Se numa fase inicial João Paulo Esteves da Silva pôs o seu talento ao serviço de outros, o pianista passou depois a investir seriamente na sua própria música. No ano de 2007 editou o celebrado Memórias de Quem, belíssimo solo de piano, e nos anos seguintes trabalhou uma parceria memorável com o trompetista americano Dennis González (ficaram os discos Scapegrace e So Soft Yet). Acompanhado por Nélson Cascais (contrabaixo) e João Lencastre (bateria), o pianista esteve envolvido no grupo No Project, um trio dedicado à improvisação pura. E nos últimos anos vem assumindo o papel de figura de proa da cena jazz nacional e tem colaborado com múltiplos projectos — como o Transporte Colectivo de José Salgueiro, o grupo de João Barradas (participou no excelente Directions) e o duo com o saxofonista Ricardo Toscano.

A mais recente aventura de João Paulo é um novo trio de piano, desta vez com a companhia do contrabaixista luso Mário Franco e do baterista suíço Samuel Rohrer. O trio trabalha uma música abertamente improvisada, sem amarras. Apesar de toda a liberdade formal, a música deste novo grupo é marcada pela suavidade e pela elegância. O piano de Esteves da Silva guia a música do trio, combinando luminosidade com fluência improvisacional, com a qualidade técnica a alimentar um refinado sentido melódico. A habitual evocação da tradição portuguesa é aqui menos directa, embora se possa reconhecer na forma sentimental em que alguns temas evoluem e nos motivos melódicos que vão surgindo.

No contrabaixo está Mário Franco, músico aparentemente discreto mas particularmente assertivo, com um som claro e sempre muito melódico, herdeiro natural de Charlie Haden. Esta sensibilidade faz de Franco um comparsa perfeito para o piano de Esteves da Silva, e frequentemente os dois revelam esse entendimento, com as vozes de cada instrumento a dialogarem, alicerçadas num permanente lirismo. O baterista Rohrer é o joker do grupo, sabe complementar e enfatizar o diálogo dentro do trio, sabe unir e fortalecer, mas por outro lado também obriga os portugueses a irem para lá da sua da zona de conforto, também provoca e lança outras ideias.

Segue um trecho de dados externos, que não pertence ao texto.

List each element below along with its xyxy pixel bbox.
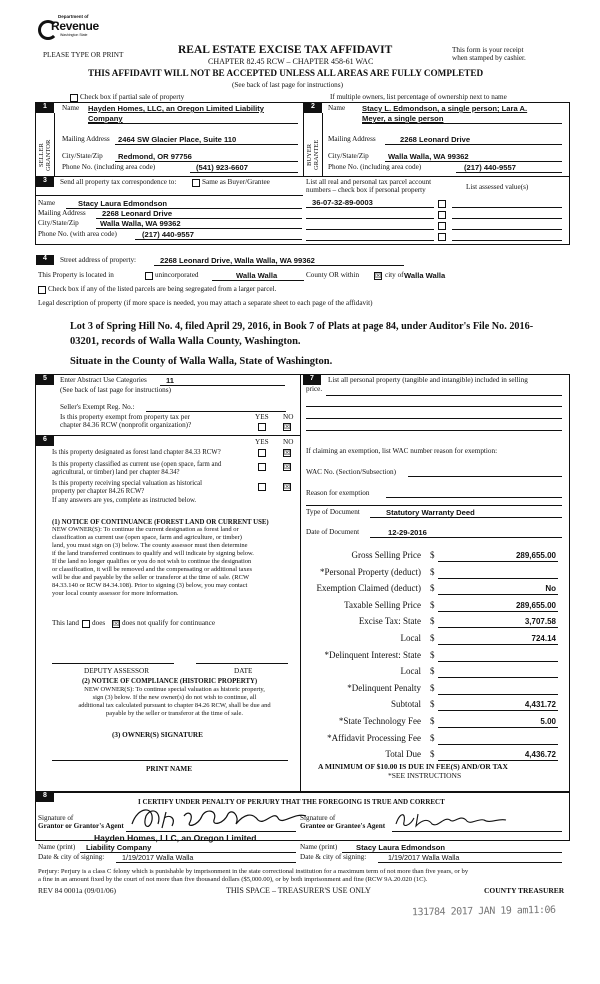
dor-logo (38, 14, 99, 40)
grantor-date-label: Date & city of signing: (38, 853, 105, 861)
notice1-line: classification as current use (open space, farm and agriculture, or timber) (52, 534, 242, 541)
dollar-sign: $ (430, 666, 435, 677)
wac-no-label: WAC No. (Section/Subsection) (306, 468, 397, 476)
segregated-checkbox[interactable] (38, 286, 46, 294)
dollar-sign: $ (430, 749, 435, 760)
calc-row-label: Taxable Selling Price (344, 599, 421, 610)
logo-main-text: Revenue (51, 19, 99, 33)
calc-row-label: *Affidavit Processing Fee (327, 732, 421, 743)
notice-compliance-title: (2) NOTICE OF COMPLIANCE (HISTORIC PROPERTY) (82, 678, 258, 685)
type-doc-label: Type of Document (306, 508, 360, 516)
city-value[interactable]: Walla Walla (404, 271, 446, 280)
grantor-name-print-label: Name (print) (38, 843, 76, 851)
dollar-sign: $ (430, 682, 435, 693)
buyer-name-value-2[interactable]: Meyer, a single person (362, 114, 444, 123)
list-parcels-2: numbers – check box if personal property (306, 186, 426, 194)
multiple-owners-label: If multiple owners, list percentage of ownership next to name (330, 93, 507, 101)
buyer-name-label: Name (328, 104, 346, 112)
calc-row-underline (438, 644, 558, 645)
section-3-number: 3 (36, 177, 54, 187)
located-label: This Property is located in (38, 271, 114, 279)
calc-row-underline (438, 744, 558, 745)
parcel-personal-checkbox-1[interactable] (438, 200, 446, 208)
grantee-name-value[interactable]: Stacy Laura Edmondson (356, 843, 446, 852)
list-personal-1: List all personal property (tangible and intangible) included in selling (328, 376, 528, 384)
calc-row-value[interactable]: 724.14 (531, 634, 556, 643)
historic-q-a: Is this property receiving special valuation as historical (52, 480, 203, 487)
claiming-exemption-label: If claiming an exemption, list WAC number reason for exemption: (306, 447, 498, 455)
form-title: REAL ESTATE EXCISE TAX AFFIDAVIT (178, 44, 393, 56)
yes-header-5: YES (255, 413, 269, 421)
perjury-line-2: a fine in an amount fixed by the court of not more than five thousand dollars ($5,000.00), or by both imprisonment and fine (RCW 9A.20.020 (1C). (38, 876, 428, 883)
street-value[interactable]: 2268 Leonard Drive, Walla Walla, WA 99362 (160, 256, 315, 265)
forest-yes-checkbox[interactable] (258, 449, 266, 457)
calc-row-value[interactable]: 289,655.00 (515, 600, 556, 610)
notice1-line: will be due and payable by the seller or transferor at the time of sale. (RCW (52, 574, 250, 581)
forest-land-q: Is this property designated as forest land chapter 84.33 RCW? (52, 449, 221, 456)
dollar-sign: $ (430, 716, 435, 726)
exempt-no-checkbox[interactable]: ☒ (284, 423, 291, 431)
tax-mailing-label: Mailing Address (38, 209, 86, 217)
calc-row-underline (438, 727, 558, 728)
tax-name-value[interactable]: Stacy Laura Edmondson (78, 199, 168, 208)
date-doc-label: Date of Document (306, 528, 360, 536)
forest-no-checkbox[interactable]: ☒ (284, 449, 291, 457)
grantor-sig-of: Signature of (38, 814, 74, 822)
treasurer-stamp: 131784 2017 JAN 19 am11:06 (411, 904, 556, 919)
grantee-agent-label: Grantee or Grantee's Agent (300, 822, 386, 830)
calc-row-value[interactable]: 4,431.72 (524, 700, 556, 710)
dollar-sign: $ (430, 599, 435, 610)
calc-row-underline (438, 661, 558, 662)
dollar-sign: $ (430, 550, 435, 560)
minimum-fee-2: *SEE INSTRUCTIONS (388, 771, 462, 780)
seller-phone-label: Phone No. (including area code) (62, 163, 156, 171)
section-5-number: 5 (36, 375, 54, 385)
calc-row-value[interactable]: 5.00 (540, 717, 556, 726)
grantor-name-value[interactable]: Liability Company (86, 843, 152, 852)
this-land-label: This land (52, 619, 79, 627)
partial-sale-checkbox[interactable] (70, 94, 78, 102)
seller-name-value[interactable]: Hayden Homes, LLC, an Oregon Limited Liability (88, 104, 264, 113)
city-of-label: city of (385, 271, 404, 279)
current-use-q-b: agricultural, or timber) land per chapter 84.34? (52, 469, 180, 476)
county-within-label: County OR within (306, 271, 360, 279)
treasurer-only: THIS SPACE – TREASURER'S USE ONLY (226, 886, 371, 895)
legal-line-1: Lot 3 of Spring Hill No. 4, filed April 29, 2016, in Book 7 of Plats at page 84, under Auditor's File No. 2016- (70, 321, 534, 332)
seller-grantor-label: SELLER GRANTOR (38, 139, 52, 171)
assessed-values-label: List assessed value(s) (466, 183, 529, 191)
section-2-number: 2 (304, 103, 322, 113)
dollar-sign: $ (430, 732, 435, 743)
county-treasurer: COUNTY TREASURER (484, 886, 565, 895)
notice2-line: payable by the seller or transferor at the time of sale. (106, 710, 243, 717)
seller-mailing-label: Mailing Address (62, 135, 110, 143)
parcel-personal-checkbox-2[interactable] (438, 211, 446, 219)
seller-mailing-value[interactable]: 2464 SW Glacier Place, Suite 110 (118, 135, 237, 144)
unincorporated-label: unincorporated (155, 271, 199, 279)
tax-name-label: Name (38, 199, 56, 207)
perjury-line-1: Perjury: Perjury is a class C felony which is punishable by imprisonment in the state correctional institution for a maximum term of not more than five years, or by (38, 868, 469, 875)
partial-sale-label: Check box if partial sale of property (80, 93, 185, 101)
date-doc-value[interactable]: 12-29-2016 (388, 528, 427, 537)
dollar-sign: $ (430, 583, 435, 594)
receipt-note-2: when stamped by cashier. (452, 54, 526, 62)
dollar-sign: $ (430, 699, 435, 710)
tax-phone-value[interactable]: (217) 440-9557 (142, 230, 194, 239)
unincorporated-checkbox[interactable] (145, 272, 153, 280)
please-type: PLEASE TYPE OR PRINT (43, 51, 124, 59)
seller-name-value-2[interactable]: Company (88, 114, 123, 123)
grantee-date-label: Date & city of signing: (300, 853, 367, 861)
calc-row-label: Excise Tax: State (358, 616, 421, 627)
buyer-phone-label: Phone No. (including area code) (328, 163, 422, 171)
section-4-number: 4 (36, 255, 54, 265)
current-use-no-checkbox[interactable]: ☒ (284, 463, 291, 471)
notice1-line: NEW OWNER(S): To continue the current designation as forest land or (52, 526, 239, 533)
calc-row-underline (438, 578, 558, 579)
land-does-checkbox[interactable] (82, 620, 90, 628)
enter-abstract-label: Enter Abstract Use Categories (60, 376, 147, 384)
tax-city-label: City/State/Zip (38, 219, 79, 227)
same-as-buyer-checkbox[interactable] (192, 179, 200, 187)
legal-line-3: Situate in the County of Walla Walla, State of Washington. (70, 356, 333, 367)
form-subtitle: CHAPTER 82.45 RCW – CHAPTER 458-61 WAC (208, 57, 374, 66)
abstract-value[interactable]: 11 (166, 376, 175, 385)
logo-top-text: Department of (58, 14, 89, 19)
notice-compliance-body (52, 686, 297, 718)
sellers-exempt-label: Seller's Exempt Reg. No.: (60, 403, 135, 411)
calc-row-underline (438, 694, 558, 695)
affidavit-warning: THIS AFFIDAVIT WILL NOT BE ACCEPTED UNLESS ALL AREAS ARE FULLY COMPLETED (88, 68, 484, 78)
calc-row-underline (438, 594, 558, 595)
grantor-signature (128, 804, 318, 832)
list-parcels-1: List all real and personal tax parcel account (306, 178, 432, 186)
buyer-grantee-label: BUYER GRANTEE (306, 139, 320, 171)
type-doc-value[interactable]: Statutory Warranty Deed (386, 508, 475, 517)
notice1-line: if the land transferred continues to qualify and will indicate by signing below. (52, 550, 254, 557)
calc-row-label: *Delinquent Penalty (347, 682, 421, 693)
reason-label: Reason for exemption (306, 489, 370, 497)
calc-row-label: *Delinquent Interest: State (324, 649, 421, 660)
buyer-mailing-value[interactable]: 2268 Leonard Drive (400, 135, 471, 144)
section-1-number: 1 (36, 103, 54, 113)
seller-city-value[interactable]: Redmond, OR 97756 (118, 152, 192, 161)
notice-continuance-title: (1) NOTICE OF CONTINUANCE (FOREST LAND OR CURRENT USE) (52, 519, 269, 526)
calc-row-label: Exemption Claimed (deduct) (316, 583, 421, 594)
section-6-number: 6 (36, 436, 54, 446)
certify-statement: I CERTIFY UNDER PENALTY OF PERJURY THAT THE FOREGOING IS TRUE AND CORRECT (138, 798, 445, 806)
calc-row-label: *Personal Property (deduct) (320, 566, 421, 577)
dollar-sign: $ (430, 649, 435, 660)
calc-row-value[interactable]: 4,436.72 (524, 750, 556, 760)
no-header-5: NO (283, 413, 294, 421)
see-back-header: (See back of last page for instructions) (232, 81, 343, 89)
calc-row-underline (438, 627, 558, 628)
tax-mailing-value[interactable]: 2268 Leonard Drive (102, 209, 173, 218)
calc-row-value[interactable]: 289,655.00 (515, 551, 556, 560)
seller-city-label: City/State/Zip (62, 152, 103, 160)
owners-signature-label: (3) OWNER(S) SIGNATURE (112, 731, 203, 739)
dollar-sign: $ (430, 566, 435, 577)
notice-continuance-body (52, 526, 297, 598)
grantee-name-print-label: Name (print) (300, 843, 338, 851)
current-use-yes-checkbox[interactable] (258, 463, 266, 471)
historic-yes-checkbox[interactable] (258, 483, 266, 491)
notice1-line: If the land no longer qualifies or you do not wish to continue the designation (52, 558, 252, 565)
calc-row-label: Local (400, 666, 421, 677)
dollar-sign: $ (430, 616, 435, 627)
no-header-6: NO (283, 438, 294, 446)
calc-row-label: *State Technology Fee (338, 716, 421, 726)
abstract-see-back: (See back of last page for instructions) (60, 386, 171, 394)
calc-row-underline (438, 611, 558, 612)
if-yes-note: If any answers are yes, complete as instructed below. (52, 497, 197, 504)
list-personal-2: price. (306, 385, 323, 393)
dollar-sign: $ (430, 633, 435, 643)
historic-q-b: property per chapter 84.26 RCW? (52, 488, 145, 495)
does-not-label: does not qualify for continuance (122, 619, 216, 627)
receipt-note-1: This form is your receipt (452, 46, 524, 54)
section-8-number: 8 (36, 792, 54, 802)
send-all-label: Send all property tax correspondence to: (60, 178, 177, 186)
notice1-line: land, you must sign on (3) below. The county assessor must then determine (52, 542, 248, 549)
grantor-date-value[interactable]: 1/19/2017 Walla Walla (122, 853, 194, 862)
current-use-q-a: Is this property classified as current use (open space, farm and (52, 461, 222, 468)
exempt-q1: Is this property exempt from property tax per (60, 413, 190, 421)
logo-sub-text: Washington State (60, 33, 88, 37)
date-label: DATE (234, 667, 253, 675)
calc-row-value[interactable]: 3,707.58 (524, 617, 556, 627)
exempt-q2: chapter 84.36 RCW (nonprofit organization)? (60, 421, 192, 429)
calc-row-underline (438, 677, 558, 678)
seller-phone-value[interactable]: (541) 923-6607 (196, 163, 248, 172)
notice1-line: your local county assessor for more information. (52, 590, 179, 597)
segregated-label: Check box if any of the listed parcels are being segregated from a larger parcel. (48, 285, 277, 293)
calc-row-label: Total Due (385, 749, 421, 760)
buyer-phone-value[interactable]: (217) 440-9557 (464, 163, 516, 172)
exempt-yes-checkbox[interactable] (258, 423, 266, 431)
tax-phone-label: Phone No. (with area code) (38, 230, 117, 238)
historic-no-checkbox[interactable]: ☒ (284, 483, 291, 491)
notice1-line: 84.33.140 or RCW 84.34.108). Prior to signing (3) below, you may contact (52, 582, 248, 589)
buyer-name-value[interactable]: Stacy L. Edmondson, a single person; Lara A. (362, 104, 528, 113)
calc-row-label: Local (400, 633, 421, 643)
county-value[interactable]: Walla Walla (236, 271, 278, 280)
tax-city-value[interactable]: Walla Walla, WA 99362 (100, 219, 181, 228)
legal-line-2: 03201, records of Walla Walla County, Washington. (70, 336, 301, 347)
grantor-name-line1[interactable]: Hayden Homes, LLC, an Oregon Limited (94, 833, 257, 843)
seller-name-label: Name (62, 104, 80, 112)
minimum-fee-1: A MINIMUM OF $10.00 IS DUE IN FEE(S) AND/OR TAX (318, 762, 508, 771)
legal-description-label: Legal description of property (if more space is needed, you may attach a separate sheet to each page of the affidavit) (38, 299, 373, 307)
notice2-line: sign (3) below. If the new owner(s) do not wish to continue, all (92, 694, 257, 701)
land-does-not-checkbox[interactable]: ☒ (113, 620, 120, 628)
yes-header-6: YES (255, 438, 269, 446)
calc-row-label: Subtotal (390, 699, 421, 710)
parcel-number-value[interactable]: 36-07-32-89-0003 (312, 198, 373, 207)
parcel-personal-checkbox-4[interactable] (438, 233, 446, 241)
street-label: Street address of property: (60, 256, 137, 264)
notice2-line: NEW OWNER(S): To continue special valuation as historic property, (84, 686, 265, 693)
rev-number: REV 84 0001a (09/01/06) (38, 886, 116, 895)
same-as-buyer-label: Same as Buyer/Grantee (202, 178, 270, 186)
grantee-signature (392, 808, 512, 830)
notice2-line: additional tax calculated pursuant to chapter 84.26 RCW, shall be due and (78, 702, 271, 709)
calc-row-label: Gross Selling Price (351, 550, 421, 560)
calc-row-underline (438, 561, 558, 562)
parcel-personal-checkbox-3[interactable] (438, 222, 446, 230)
grantee-sig-of: Signature of (300, 814, 336, 822)
calc-row-underline (438, 710, 558, 711)
deputy-assessor-label: DEPUTY ASSESSOR (84, 667, 150, 675)
calc-row-value[interactable]: No (545, 584, 556, 594)
notice1-line: or classification, it will be removed and the compensating or additional taxes (52, 566, 252, 573)
print-name-label: PRINT NAME (146, 765, 192, 773)
city-of-checkbox[interactable]: ☒ (375, 272, 382, 280)
buyer-city-value[interactable]: Walla Walla, WA 99362 (388, 152, 469, 161)
buyer-mailing-label: Mailing Address (328, 135, 376, 143)
buyer-city-label: City/State/Zip (328, 152, 369, 160)
section-7-number: 7 (303, 375, 321, 385)
grantee-date-value[interactable]: 1/19/2017 Walla Walla (388, 853, 460, 862)
grantor-agent-label: Grantor or Grantor's Agent (38, 822, 124, 830)
does-label: does (92, 619, 106, 627)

Com uma limpidez que, de tão higiénica, poderá lembrar alguma ECM, o trio foca-se numa pureza clássica, evita qualquer gordura. A sua música nunca explode, é cozinhada em lume brando, e é nessa tranquilidade que a improvisação se revela rica em ideias. Da união deste trio, nasceu uma música aberta, uma música que é um desafio permanente. E, apesar desse risco, exibe uma profunda elegância e luminosidade.